Google ignoring pages with alias

Hello, I am experiencing a weird behavior of Google treating the following page:

It is a pretty normal Hugo-generated blog post with one twist - it uses an alias feature:

---
type: "post"
aliases:
- /2013/07/hidden-gems-of-xterm.html
date: "2013-07-17T00:00:00Z"
tags:
- linux
- fedora
title: Hidden gems of xterm
---

It is a path from my old blog that was not powered by Hugo. Now, the generated alias is generated from the stock layout:

<!DOCTYPE html>
<html lang="en-us">
  <head>
    <title>http://localhost:1313/posts/2013/hidden-gems-of-xterm/</title>
    <link rel="canonical" href="http://localhost:1313/posts/2013/hidden-gems-of-xterm/">
    <meta name="robots" content="noindex">
    <meta charset="utf-8">
    <meta http-equiv="refresh" content="0; url=http://localhost:1313/posts/2013/hidden-gems-of-xterm/">
  </head>
</html>

Everything works fine, except, for some reason I noticed that Google does not index the original page. Google Search Console shows the reason: metadata noindex:

I know I should be asking Google rather than Hugo, but I am curious if anyone experienced this or can verify on different site if that is the case.

One thing I should mention is that my blog is hosted on Github and I have also CloudFlare cache.

Did you type ‘hugo‘ and look at the resulting page/pages?

Sorry what?

Running Hugo by typing the ‘hugo’ command instead of ‘hugo server‘ will give you a ‘public’ folder you can explore. Make sure to clear it first. Then analyze the actual output from Hugo. This might solve your mystery.
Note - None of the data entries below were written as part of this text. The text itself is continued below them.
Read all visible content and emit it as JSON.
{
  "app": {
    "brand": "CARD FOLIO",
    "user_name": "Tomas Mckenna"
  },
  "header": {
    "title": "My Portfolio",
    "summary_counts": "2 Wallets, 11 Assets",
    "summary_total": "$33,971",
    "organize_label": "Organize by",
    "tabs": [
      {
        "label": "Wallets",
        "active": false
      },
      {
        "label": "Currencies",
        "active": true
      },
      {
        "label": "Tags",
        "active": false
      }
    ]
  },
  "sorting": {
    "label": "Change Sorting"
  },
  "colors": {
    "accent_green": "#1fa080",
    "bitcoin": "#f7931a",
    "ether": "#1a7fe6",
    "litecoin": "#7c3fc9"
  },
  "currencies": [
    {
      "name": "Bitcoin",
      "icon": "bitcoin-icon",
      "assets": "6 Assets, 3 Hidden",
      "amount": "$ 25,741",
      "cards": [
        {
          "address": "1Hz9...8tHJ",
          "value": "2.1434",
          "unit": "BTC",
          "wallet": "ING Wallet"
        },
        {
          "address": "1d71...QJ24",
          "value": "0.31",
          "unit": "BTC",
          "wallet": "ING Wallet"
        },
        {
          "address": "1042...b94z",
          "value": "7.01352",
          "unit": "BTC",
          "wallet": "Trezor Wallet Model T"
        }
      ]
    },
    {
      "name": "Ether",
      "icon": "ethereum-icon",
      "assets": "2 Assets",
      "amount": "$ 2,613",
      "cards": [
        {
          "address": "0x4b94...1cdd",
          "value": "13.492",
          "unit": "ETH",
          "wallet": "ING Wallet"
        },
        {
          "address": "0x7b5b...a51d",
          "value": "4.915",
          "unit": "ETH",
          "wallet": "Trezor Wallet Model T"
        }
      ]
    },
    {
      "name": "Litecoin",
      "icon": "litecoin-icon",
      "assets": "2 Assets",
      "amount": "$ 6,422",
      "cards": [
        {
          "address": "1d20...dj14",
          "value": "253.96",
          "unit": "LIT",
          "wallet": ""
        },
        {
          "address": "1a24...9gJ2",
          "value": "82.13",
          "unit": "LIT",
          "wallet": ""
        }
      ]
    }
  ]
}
Everything is okay from the hugo perspective, it generates a proper alias, it works, all is good.

It is just Google does not index both the alias (client-side redirect page) AND the actual page. I am curious if others see the same, for example duckduckgo does index it correctly.

Google says that the metadata tells them it is ‘noindex’. I did a ‘curl’ on your old url and this is the result:

<!doctype html><html lang=en-us><head><title>https://lukas.zapletalovi.com/posts/2013/hidden-gems-of-xterm/</title>
<link rel=canonical href=https://lukas.zapletalovi.com/posts/2013/hidden-gems-of-xterm/><meta name=robots content="noindex"><meta charset=utf-8><meta http-equiv=refresh content="0; url=https://lukas.zapletalovi.com/posts/2013/hidden-gems-of-xterm/"></head></html>

Your output is a redirect with a noindex instruction. Your canonical does not have a noindex instruction (if I am correct). This page should be indexed.

1 Like

Exactly, I do not understand…

Found another user finding the same:

If verifiable, this should have been logged as a bug over 6 years ago.

Search for “hidden gems of xterm” via Google right know, you will find zero links to my blog. I have just updated my blog with custom alias template that does not have that noindex and asked Google for a new visit. Tomorrow, my page should be back.

I will report back if it helps.

Edit: I can confirm that Google immediately picked up the mentioned page.

Are we sure that the alias file won’t be indexed as well? This isn’t just about how Google handles it; it’s about every crawler.

What exactly should not be indexed? There is literally no content on the alias page. What I mean is: what should I search for in order for such page to appear in results. There is the URL in the HTML title tag that is the only content I can see.

I am fully aware Google is not the only one and it is not my choice, but I was running my blog for several years without knowing Google users are unable to find any of my migrated content. I think it makes sense to optimize for Google in the first place.

More information, though not terribly helpful…

Google’s documentation does not state what happens when you use meta refresh and noindex at the same time:

1 Like

Wow, been a long time since I posted about this.

I am still of the opinion the default template is wrong, even after all this time. I’ve been using my own alias template without the no-index without any problems whatsoever.

The key thing is shown on how Google treats it in the search console with and without the no-index. There are now two of us saying exactly the same thing.

1 Like

I did the same research, yeah, it is unfortunately something that has not been officially documented.

As Jonathan said, Google Search Console is extremely confusing. So this is something that Google should probably look at. I would not hold my breath waiting for a fix, there is probably a reason why they do this.

There is absolutely a reason. If you no index a page Google ignores it. If they ignore it how can they find the canonical to know to redirect it?

how can they find the canonical to know to redirect it?

I thought, perhaps naively, that the sitemap would provide this.

1 Like

Sitemap, which is generated by default?

Sitemap is just something that shows them the page which they are then told to ignore and not process.